🤖 AI Summary
To address the limitations of slice-wise prompting and lack of interactive editing in 3D medical image segmentation, this paper proposes the first single-prompt-driven framework for 3D segmentation using a 2D foundation model. Methodologically, it introduces (1) noisy masks as a novel weakly supervised prompt type; (2) a slice-wise iterative inference mechanism jointly optimized with 3D consistency constraints; and (3) the first benchmark supporting cross-domain generalization and real-time interactive editing evaluation for single-prompt 3D medical segmentation. Built upon the SAM architecture, the framework fuses multimodal prompts—including noisy masks, points, and bounding boxes—to achieve high-precision 3D organ segmentation from a single prompt on the AMOS dataset, attaining an mDice of 82.7%, substantially outperforming existing methods. It further demonstrates strong cross-domain transferability and clinically viable interactive editing capabilities.
📝 Abstract
Medical image segmentation is a crucial and time-consuming task in clinical care, where mask precision is extremely important. The Segment Anything Model (SAM) offers a promising approach, as it provides an interactive interface based on visual prompting and edition to refine an initial segmentation. This model has strong generalization capabilities, does not rely on predefined classes, and adapts to diverse objects; however, it is pre-trained on natural images and lacks the ability to process medical data effectively. In addition, this model is built for 2D images, whereas a whole medical domain is based on 3D images, such as CT and MRI. Recent adaptations of SAM for medical imaging are based on 2D models, thus requiring one prompt per slice to segment 3D objects, making the segmentation process tedious. They also lack important features such as editing.
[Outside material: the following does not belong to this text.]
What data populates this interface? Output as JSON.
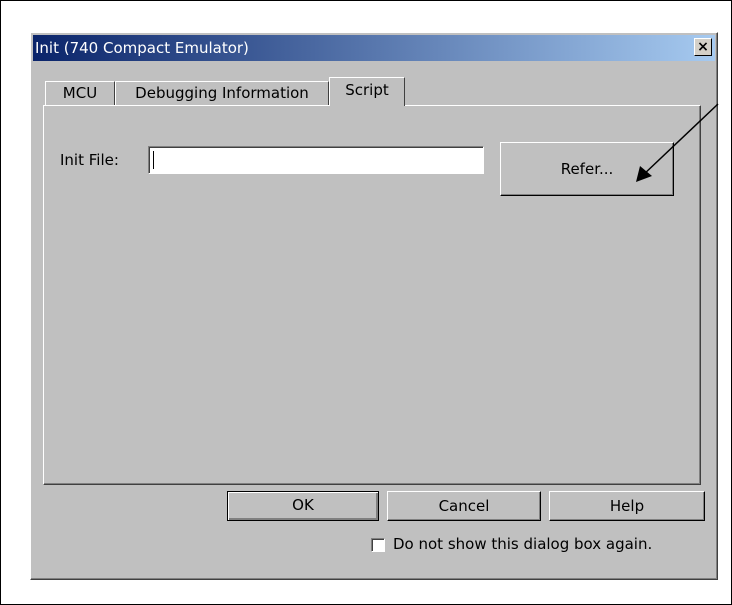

To bridge this gap, we propose RadSAM, a novel method for segmenting 3D objects with a 2D model from a single prompt. In practice, we train a 2D model using noisy masks as initial prompts, in addition to bounding boxes and points. We then use this novel prompt type with an iterative inference pipeline to reconstruct the 3D mask slice-by-slice. We introduce a benchmark to evaluate the model's ability to segment 3D objects in CT images from a single prompt and evaluate the models' out-of-domain transfer and edition capabilities. We demonstrate the effectiveness of our approach against state-of-the-art models on this benchmark using the AMOS abdominal organ segmentation dataset.